El grupo 4 “De mi boca a tus besos” pareciera ser un intermezzo colorido en que la pluma de la autora se trasforma en pincel y pinta con el recurso de los colores del impresionismo de Manet, Gauguin, Van Gogh o Renoir, que ya no abandona  y donde inicia también una etapa de descreimiento y desencanto que linda con el nihilismo:

“Nos hicieron confiar en los Oráculos,
cuyo lenguaje místico, jamás reconocimos.
Y si por obra de un ensalmo mágico ganábamos de pronto la partida
nuestro premio sería, llegar a trascender
la condición humana, y vencer a la muerte
en contra de certeros vaticinios” (10)

Este nihilismo, ese desencanto, ya no se apartan de los poemas restantes de la poetisa; al contrario, crece la fuerza sin condescendencia del desencanto y concentra su pensamiento en el destino natural al que está condenada cualquier especie y si dudar, alza la voz para aniquilar las quimeras de una fe falaz, inventada para engatusar incautos y expone su absurdo al desnudar el resultado de la oferta: “y al ganarle a los dioses la partida,/en vez de retornar de vuelta al polvo/ a ser ceniza en la herrumbrada niebla,/vivir eternamente, allá en lo ingrávido/de un cielo falsamente prometido” (11)

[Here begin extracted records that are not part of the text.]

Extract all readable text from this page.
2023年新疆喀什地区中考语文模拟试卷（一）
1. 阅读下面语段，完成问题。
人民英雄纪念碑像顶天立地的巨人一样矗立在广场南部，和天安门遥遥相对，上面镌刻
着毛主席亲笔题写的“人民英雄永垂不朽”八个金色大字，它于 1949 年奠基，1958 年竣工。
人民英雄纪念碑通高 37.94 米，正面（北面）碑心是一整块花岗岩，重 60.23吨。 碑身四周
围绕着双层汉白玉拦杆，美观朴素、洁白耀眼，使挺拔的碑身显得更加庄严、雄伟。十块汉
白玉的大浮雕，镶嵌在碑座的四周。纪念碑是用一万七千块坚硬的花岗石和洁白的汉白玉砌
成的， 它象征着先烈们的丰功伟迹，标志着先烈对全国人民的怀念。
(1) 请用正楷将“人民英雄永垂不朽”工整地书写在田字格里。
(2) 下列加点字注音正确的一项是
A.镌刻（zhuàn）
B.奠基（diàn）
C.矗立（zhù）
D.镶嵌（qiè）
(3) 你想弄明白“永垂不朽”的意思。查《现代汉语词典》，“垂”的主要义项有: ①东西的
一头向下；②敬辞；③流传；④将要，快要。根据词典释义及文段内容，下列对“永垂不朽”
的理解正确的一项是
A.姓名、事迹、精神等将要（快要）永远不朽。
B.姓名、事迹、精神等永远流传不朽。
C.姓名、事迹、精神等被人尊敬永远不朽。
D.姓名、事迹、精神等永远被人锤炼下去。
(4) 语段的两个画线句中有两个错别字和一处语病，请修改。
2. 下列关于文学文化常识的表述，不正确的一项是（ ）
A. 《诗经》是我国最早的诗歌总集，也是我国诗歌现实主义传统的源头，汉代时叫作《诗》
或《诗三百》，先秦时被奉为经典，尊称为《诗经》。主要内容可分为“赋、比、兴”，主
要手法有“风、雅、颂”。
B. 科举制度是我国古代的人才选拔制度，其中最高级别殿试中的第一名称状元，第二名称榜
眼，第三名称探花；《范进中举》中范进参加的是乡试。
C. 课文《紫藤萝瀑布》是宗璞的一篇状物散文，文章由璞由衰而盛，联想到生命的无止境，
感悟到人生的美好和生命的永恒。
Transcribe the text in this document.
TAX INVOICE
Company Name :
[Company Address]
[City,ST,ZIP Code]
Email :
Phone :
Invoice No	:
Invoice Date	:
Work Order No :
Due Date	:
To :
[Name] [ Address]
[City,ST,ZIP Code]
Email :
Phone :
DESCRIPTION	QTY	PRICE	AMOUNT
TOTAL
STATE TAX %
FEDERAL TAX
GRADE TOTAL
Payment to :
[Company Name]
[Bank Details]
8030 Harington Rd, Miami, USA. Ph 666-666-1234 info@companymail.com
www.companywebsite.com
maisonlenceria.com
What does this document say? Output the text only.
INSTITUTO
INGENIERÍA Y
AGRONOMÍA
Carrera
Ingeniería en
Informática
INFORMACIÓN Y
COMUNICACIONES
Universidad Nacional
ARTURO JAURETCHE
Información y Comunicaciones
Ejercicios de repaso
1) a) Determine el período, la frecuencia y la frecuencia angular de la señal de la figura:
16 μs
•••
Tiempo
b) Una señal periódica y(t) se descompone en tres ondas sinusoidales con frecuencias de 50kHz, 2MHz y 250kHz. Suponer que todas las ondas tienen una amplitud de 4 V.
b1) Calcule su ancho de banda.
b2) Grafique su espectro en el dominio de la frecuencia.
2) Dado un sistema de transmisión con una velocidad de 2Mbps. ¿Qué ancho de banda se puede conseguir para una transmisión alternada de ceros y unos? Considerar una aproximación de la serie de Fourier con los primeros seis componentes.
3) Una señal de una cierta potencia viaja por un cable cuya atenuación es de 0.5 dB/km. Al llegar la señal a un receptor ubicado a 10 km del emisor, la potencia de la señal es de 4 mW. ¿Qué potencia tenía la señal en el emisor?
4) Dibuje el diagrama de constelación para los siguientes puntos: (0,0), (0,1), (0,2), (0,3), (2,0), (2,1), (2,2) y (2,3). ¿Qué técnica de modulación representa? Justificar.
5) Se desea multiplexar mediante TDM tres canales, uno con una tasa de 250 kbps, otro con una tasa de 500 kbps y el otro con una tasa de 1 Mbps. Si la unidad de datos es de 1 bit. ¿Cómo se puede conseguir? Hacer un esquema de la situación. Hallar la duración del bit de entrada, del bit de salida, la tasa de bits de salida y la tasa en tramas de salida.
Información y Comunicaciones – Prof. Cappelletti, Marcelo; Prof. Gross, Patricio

Ya entre los últimos poemas, “Regreso a Itaca”,  la autora expresa cierta condescendencia hacia el pasado –que de cualquier manera es irreversible, pero con la madurez de los ojos que tras verlo todo, es capaz de comprender y perdonar y,  más que nada, perdonarse tras el largo y tormentoso viaje de ida y vuelta en la búsqueda inútil del tiempo perdido, convertido en reflexión hacia la vida, la cual a pesar de los engaños y desengaños, pareciera una aventura que valió la pena ser vivida. María Eugenia Garay lo manifiesta en estas palabras:

“Hoy regreso a la Isla que me existe por dentro.
Vuelvo de la nostalgia, del amor, del desvelo.
En mi boca hay resabios de pasiones y besos.
Mi piel fue burilada por manos de alfareros.
En resoles de estío me consumió el deseo.
He amado, he sido amada por torrentes de fuego.
Vuelvo de la aventura, de perseguir quimeras,
de robarme la luna y de encender luceros.
Vuelvo desde el dolor, desde las despedidas,
desde la larga ausencia, desde los altos cerros.
Ya no traigo equipaje, porque nada atesoro
y sé que nada existe que no lo herrumbre el tiempo.
Retorno al sitio exacto de donde una vez partí
sin saber que la vida
era tan solo el sueño engañoso de otro sueño.
Ahora, diviso la isla, la irreverente Itaca
de mitos y misterios, que se yergue impertérrita
igual, igual que entonces, en la mitad turquesa
y profunda, del océano.”

Este es un poemario de reminiscencias y sus raíces están asentadas en el caserón que nos cobija y sirve de escenario a la presentación de la obra “Mientras brille la luna”, de la poetisa María Eugenia Garay, que amablemente me solicitó dijera unas palabras con relación a ésta su última creación.  

Notas al pié:
1 Calles empedradas
2 Martínez, Luís María: Arder, es la palabra. Editorial De Luxe, Asunción 1966.
3 Esquivo muro
4 Sed extraña
5 Racimo de cristal
6 Abolición del tiempo
7 Algo de setiembre
8 Jaguar celeste
9 Diktonius Elmer “Crea, creador, Biblioteca Golpe de Dados, Traducción de Francisco J. Uriz, Zaragoza 2003.
10 Cenizas
11 Condición humana
Obs: El poemario fue presentado en el Museo de Arte Sacro, antigua casona a la que se hace referencia en éste libro y, que perteneciera a los abuelos maternos de María Eugenia.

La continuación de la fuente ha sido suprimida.